The danger of overspending has long made it the conventional wisdom in the personal finance world to limit the number of cards you have. But David Bakke, 45, editor of the personal finance site MoneyCrashers.com, currently has eight active cards. “It surprises people that I have so many cards since there are many myths that say that simply applying or having multiple cards will hurt your credit score,” he says, but he adds, “That’s just not true.”
Both Sprauve and Ulzheimer caution that if you want to embrace this philosophy of loading up on credit, going on an application binge isn’t going help. It takes time for your credit history to form. Also, applying for a series of cards one right after the other will push down your credit score, because credit applications have a negative impact.
The next challenge you’ll face once you have a stack of new cards is how to keep them all active, using them at least once or twice a year. If you don’t, says Ulzheimer, “the issuer of the card actually loses money, and eventually they’re going to close your account.”
Some cardholders arrange to have different bills automatically charged to their different cards every month, just to make sure their cards get some use, but that can involve a lot of bill-paying organizing, too. Fail to pay every credit card bill on time and you can end up with penalty fees and interest high enough to negate the value of those card rewards.
Thanks to the 2009 federal Credit Card Accountability, Responsibility, and Disclosure (CARD) Act, consumers no longer face inactivity fees or charges to reopen a closed card. But if you want a closed account back, you’ll have to apply for it anew - meaning a negative to your credit score because another credit report will be run.

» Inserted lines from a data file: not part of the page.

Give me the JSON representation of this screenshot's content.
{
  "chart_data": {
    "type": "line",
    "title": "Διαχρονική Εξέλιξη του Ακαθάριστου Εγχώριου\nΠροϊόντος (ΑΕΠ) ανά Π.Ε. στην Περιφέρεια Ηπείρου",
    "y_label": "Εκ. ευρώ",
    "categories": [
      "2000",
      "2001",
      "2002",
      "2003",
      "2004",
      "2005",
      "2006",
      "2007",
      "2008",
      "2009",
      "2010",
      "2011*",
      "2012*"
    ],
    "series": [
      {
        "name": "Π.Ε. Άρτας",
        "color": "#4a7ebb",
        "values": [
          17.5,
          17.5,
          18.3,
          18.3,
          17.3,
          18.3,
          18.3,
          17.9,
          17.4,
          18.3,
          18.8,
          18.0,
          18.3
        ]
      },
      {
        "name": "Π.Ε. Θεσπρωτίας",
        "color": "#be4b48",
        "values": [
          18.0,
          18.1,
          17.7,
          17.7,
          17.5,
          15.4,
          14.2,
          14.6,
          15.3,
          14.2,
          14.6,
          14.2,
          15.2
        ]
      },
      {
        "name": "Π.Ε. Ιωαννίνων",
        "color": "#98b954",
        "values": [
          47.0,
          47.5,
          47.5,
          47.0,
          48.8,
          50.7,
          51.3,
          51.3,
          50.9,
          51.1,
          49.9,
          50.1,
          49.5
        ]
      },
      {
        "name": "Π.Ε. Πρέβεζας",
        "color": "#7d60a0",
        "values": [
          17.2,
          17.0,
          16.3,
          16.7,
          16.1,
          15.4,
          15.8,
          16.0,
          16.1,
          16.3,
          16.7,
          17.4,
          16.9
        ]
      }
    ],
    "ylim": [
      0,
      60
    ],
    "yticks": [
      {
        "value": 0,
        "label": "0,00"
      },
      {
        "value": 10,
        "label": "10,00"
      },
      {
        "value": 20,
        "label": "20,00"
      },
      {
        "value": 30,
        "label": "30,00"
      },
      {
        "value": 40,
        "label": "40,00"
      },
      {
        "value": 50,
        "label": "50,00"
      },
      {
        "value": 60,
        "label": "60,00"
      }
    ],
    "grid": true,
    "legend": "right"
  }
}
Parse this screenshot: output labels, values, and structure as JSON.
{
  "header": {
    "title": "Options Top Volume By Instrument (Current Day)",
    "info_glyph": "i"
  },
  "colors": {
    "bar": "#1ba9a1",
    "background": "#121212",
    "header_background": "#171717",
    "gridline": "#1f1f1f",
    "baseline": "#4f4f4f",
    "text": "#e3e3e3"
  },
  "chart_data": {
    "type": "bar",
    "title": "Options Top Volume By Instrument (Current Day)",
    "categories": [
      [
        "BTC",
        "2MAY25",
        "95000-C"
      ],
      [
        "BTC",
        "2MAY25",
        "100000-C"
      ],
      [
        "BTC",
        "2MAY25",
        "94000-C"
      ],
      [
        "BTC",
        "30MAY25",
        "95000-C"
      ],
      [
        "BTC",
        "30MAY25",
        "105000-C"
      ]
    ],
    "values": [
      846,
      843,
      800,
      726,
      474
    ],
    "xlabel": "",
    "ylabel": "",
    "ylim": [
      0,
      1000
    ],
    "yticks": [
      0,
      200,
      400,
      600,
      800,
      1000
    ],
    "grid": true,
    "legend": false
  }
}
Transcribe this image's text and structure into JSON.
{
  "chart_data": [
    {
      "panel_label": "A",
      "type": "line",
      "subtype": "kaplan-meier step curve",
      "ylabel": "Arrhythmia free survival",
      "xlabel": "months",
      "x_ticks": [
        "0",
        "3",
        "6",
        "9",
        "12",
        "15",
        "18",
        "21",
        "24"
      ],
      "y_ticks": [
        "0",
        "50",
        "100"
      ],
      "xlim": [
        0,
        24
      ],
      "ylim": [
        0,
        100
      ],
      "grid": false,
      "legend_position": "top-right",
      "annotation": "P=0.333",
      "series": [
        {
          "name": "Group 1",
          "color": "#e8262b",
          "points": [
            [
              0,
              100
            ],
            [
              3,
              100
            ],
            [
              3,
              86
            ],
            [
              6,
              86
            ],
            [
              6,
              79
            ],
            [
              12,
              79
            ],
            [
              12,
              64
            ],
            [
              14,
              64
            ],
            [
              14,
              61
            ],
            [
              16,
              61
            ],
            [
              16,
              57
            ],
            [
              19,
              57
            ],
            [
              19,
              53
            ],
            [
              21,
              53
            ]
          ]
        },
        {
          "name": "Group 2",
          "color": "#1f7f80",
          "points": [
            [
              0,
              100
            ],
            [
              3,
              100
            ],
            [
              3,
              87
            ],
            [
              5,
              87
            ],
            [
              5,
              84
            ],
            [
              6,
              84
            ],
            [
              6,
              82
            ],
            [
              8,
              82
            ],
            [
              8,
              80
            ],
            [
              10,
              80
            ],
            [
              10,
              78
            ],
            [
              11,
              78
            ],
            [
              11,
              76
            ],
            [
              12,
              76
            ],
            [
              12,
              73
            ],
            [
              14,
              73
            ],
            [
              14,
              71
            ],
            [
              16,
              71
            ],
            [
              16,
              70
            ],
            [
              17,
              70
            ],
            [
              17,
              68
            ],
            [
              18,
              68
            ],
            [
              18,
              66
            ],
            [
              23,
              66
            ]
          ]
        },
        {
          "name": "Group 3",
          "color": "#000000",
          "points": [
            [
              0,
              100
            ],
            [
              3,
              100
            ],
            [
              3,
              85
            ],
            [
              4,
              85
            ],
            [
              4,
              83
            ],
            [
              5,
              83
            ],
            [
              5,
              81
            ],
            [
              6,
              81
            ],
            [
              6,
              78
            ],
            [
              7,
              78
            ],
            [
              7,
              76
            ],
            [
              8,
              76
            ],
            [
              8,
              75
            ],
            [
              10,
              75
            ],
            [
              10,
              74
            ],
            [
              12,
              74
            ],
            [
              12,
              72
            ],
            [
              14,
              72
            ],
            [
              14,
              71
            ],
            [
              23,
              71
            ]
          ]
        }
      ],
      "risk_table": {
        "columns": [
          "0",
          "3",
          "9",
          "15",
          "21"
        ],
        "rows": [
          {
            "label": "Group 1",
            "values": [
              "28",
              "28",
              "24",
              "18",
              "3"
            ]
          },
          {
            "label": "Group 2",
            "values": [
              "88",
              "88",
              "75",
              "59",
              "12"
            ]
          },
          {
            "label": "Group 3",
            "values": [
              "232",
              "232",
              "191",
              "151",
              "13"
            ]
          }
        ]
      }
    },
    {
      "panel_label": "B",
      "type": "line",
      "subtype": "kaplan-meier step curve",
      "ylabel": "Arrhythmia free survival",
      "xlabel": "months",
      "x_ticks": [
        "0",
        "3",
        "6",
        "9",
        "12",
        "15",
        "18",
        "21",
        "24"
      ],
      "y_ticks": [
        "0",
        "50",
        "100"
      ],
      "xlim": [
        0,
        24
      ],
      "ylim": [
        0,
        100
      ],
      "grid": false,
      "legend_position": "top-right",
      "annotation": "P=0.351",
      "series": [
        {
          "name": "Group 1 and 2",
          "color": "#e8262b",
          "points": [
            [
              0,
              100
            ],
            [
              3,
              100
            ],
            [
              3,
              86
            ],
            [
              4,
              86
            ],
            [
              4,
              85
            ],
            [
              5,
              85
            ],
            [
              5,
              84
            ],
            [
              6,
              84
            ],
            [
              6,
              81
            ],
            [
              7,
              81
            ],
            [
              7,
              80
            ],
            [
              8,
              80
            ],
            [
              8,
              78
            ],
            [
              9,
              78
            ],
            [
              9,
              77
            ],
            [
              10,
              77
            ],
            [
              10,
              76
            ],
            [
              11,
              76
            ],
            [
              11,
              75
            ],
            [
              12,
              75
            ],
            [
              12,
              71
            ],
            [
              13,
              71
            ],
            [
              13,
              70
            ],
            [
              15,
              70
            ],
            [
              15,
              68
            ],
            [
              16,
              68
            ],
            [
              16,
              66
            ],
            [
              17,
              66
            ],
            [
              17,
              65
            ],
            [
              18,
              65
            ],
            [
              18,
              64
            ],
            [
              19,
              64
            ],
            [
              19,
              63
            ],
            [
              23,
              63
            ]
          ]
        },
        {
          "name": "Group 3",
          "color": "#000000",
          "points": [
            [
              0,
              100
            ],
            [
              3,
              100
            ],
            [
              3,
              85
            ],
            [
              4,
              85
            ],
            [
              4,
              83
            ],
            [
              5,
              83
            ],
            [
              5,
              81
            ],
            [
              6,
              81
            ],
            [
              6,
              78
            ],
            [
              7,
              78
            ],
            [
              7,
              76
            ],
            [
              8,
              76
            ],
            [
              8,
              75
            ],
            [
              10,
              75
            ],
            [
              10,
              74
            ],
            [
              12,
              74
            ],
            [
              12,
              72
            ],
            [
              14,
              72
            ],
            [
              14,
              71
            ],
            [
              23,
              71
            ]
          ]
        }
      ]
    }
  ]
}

When it comes to applying for a larger loan, like a mortgage, the number of credit cards you have won’t hurt you a bit, says David Boone, first vice president and head of mortgage origination for The Provident Bank in Jersey City, New Jersey. A bigger problem is applicants who don’t have at least three “trade lines” - credit cards or auto loans - to establish a strong enough history, he says. Someone with a lot of lines and lot of available credit who has kept usage low and maintained a solid history of payment is a good candidate for a mortgage.
“We do scratch our heads sometimes,” Boone says. “Why does that guy have five Visa cards from Chase?”